Museum of masks in Kolkata – An effort to save a dying art
November 3, 2013
Masks are an important form of art around the world representing the cultural aspects of a particular niche. When exactly the masks came into existence cannot be ascertained. Even some pre-historic cave-arts bear drawings of masks - which include the cave engravings of Caverne du Volp in France, Altamira Cave of Spain, Kundusi of Tanzania. Masks are used for varied purposes which can be religious, ritualistic, or social, used in role playing for theatrical or holiday festivities. Many myths and tales revolve around the masks providing insight to their emergence and some may give an eerie feeling too.
Diversity of art forms
India’s cultural diversities helped in the creation of a diverse range of masks, representing different art forms, like Asura of Himachal Pradesh, Narasingha of Orissa and Bengal’s indigenous Chhau. These masks along with masks from around the world will be displayed in a museum in Kolkata sprawling over one acre area. The New Year will mark the opening of this museum.

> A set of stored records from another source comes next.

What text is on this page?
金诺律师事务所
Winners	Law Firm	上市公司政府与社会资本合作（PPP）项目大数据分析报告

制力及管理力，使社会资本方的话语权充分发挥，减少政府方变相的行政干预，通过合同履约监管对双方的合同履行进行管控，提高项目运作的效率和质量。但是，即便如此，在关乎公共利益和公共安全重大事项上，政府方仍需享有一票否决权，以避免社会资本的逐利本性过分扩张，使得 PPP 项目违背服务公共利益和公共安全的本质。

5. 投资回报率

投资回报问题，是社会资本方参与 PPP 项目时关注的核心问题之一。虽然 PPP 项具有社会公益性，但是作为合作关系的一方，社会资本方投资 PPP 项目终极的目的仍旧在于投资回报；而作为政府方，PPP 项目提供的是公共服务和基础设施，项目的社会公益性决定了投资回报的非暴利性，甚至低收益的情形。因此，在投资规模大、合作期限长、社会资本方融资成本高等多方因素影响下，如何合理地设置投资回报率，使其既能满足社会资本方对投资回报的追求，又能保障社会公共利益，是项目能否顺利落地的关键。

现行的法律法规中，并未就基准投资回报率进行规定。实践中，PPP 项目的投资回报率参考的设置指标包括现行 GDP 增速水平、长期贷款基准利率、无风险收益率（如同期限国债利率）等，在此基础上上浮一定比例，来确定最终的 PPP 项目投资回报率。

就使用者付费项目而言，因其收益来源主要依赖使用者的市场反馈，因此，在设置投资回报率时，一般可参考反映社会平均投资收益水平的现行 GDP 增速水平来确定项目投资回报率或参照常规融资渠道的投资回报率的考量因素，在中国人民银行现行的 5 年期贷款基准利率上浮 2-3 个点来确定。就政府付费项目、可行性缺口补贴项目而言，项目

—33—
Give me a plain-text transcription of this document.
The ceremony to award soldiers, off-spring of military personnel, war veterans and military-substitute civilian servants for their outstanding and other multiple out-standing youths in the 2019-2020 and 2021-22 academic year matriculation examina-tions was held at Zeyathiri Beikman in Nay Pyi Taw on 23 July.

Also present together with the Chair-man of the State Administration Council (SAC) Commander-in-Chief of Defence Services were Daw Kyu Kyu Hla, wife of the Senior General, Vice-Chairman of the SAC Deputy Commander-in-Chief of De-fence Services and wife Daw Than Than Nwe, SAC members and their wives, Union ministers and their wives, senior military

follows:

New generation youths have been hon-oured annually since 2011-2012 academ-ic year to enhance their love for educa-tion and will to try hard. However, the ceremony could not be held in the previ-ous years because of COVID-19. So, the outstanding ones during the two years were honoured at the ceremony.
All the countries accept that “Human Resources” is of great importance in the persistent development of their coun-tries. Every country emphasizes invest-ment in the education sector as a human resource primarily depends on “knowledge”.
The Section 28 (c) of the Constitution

Kolkata’s 'mask' initiative
HIDCO has taken up the responsibility to set up this project near the children's park located beside the third gate of Eco Park in New Town. According to the chairman of the organization Debashish Sen, among the three sections decided, one will display masks from Bengal, the second one from other states of India and the third will have masks of other countries. People will be able to study the masks in detail and acquire knowledge about them at the museum.
Chief Engineer of the organization Shyamapada Chattopadhyay is in charge of the project. According to him, the first mask to get displayed will be the one that was discovered in East Asia. 14 masks from Bengal and 12 masks from Kerala, Orissa, Assam, Uttar Pradesh, Uttarakhand, Tamil Nadu, Andhra Pradesh, Karnataka and Arunachal Pradesh will be on display. 35 masks will be there from other parts of the world like Africa, Unites States of America, Bolivia, Japan, Sri Lanka, Cambodia, and Bhutan.
Bengal’s history of masks
In Bengal masks form an integral part of many traditional dance forms as well as in dramas or plays. Chhau masks are popular in Purulia district where dancers wear these masks representing the male and female gods and characters from mythology. The masks are carved out of wood. The artisans live in Charida and Bagmundi areas of Purulia district.
In Malda, Gambhira masks are used by folk-dancers. Gambhira is a mask dance which originated at least about 1500 years ago. The masks depict animal figures, specially supernatural & mythological in character.
People residing in Darjeeling hills of North Bengal also wear masks while performing devil dances and other religious festivals. Tibetan Chaam is one such dance performed on the eve of Losar, the Tibetan New year wearing colorful costumes.
Masks are a dying form of art and need to be revived. People need to be aware of the value of this traditional art form. The museum’s repertoire is going to serve this purpose, Team M3.tv hopes.
I went to Purulia last year. Enjoyed chauu dance by the local people and had brought masks which now decorates our home.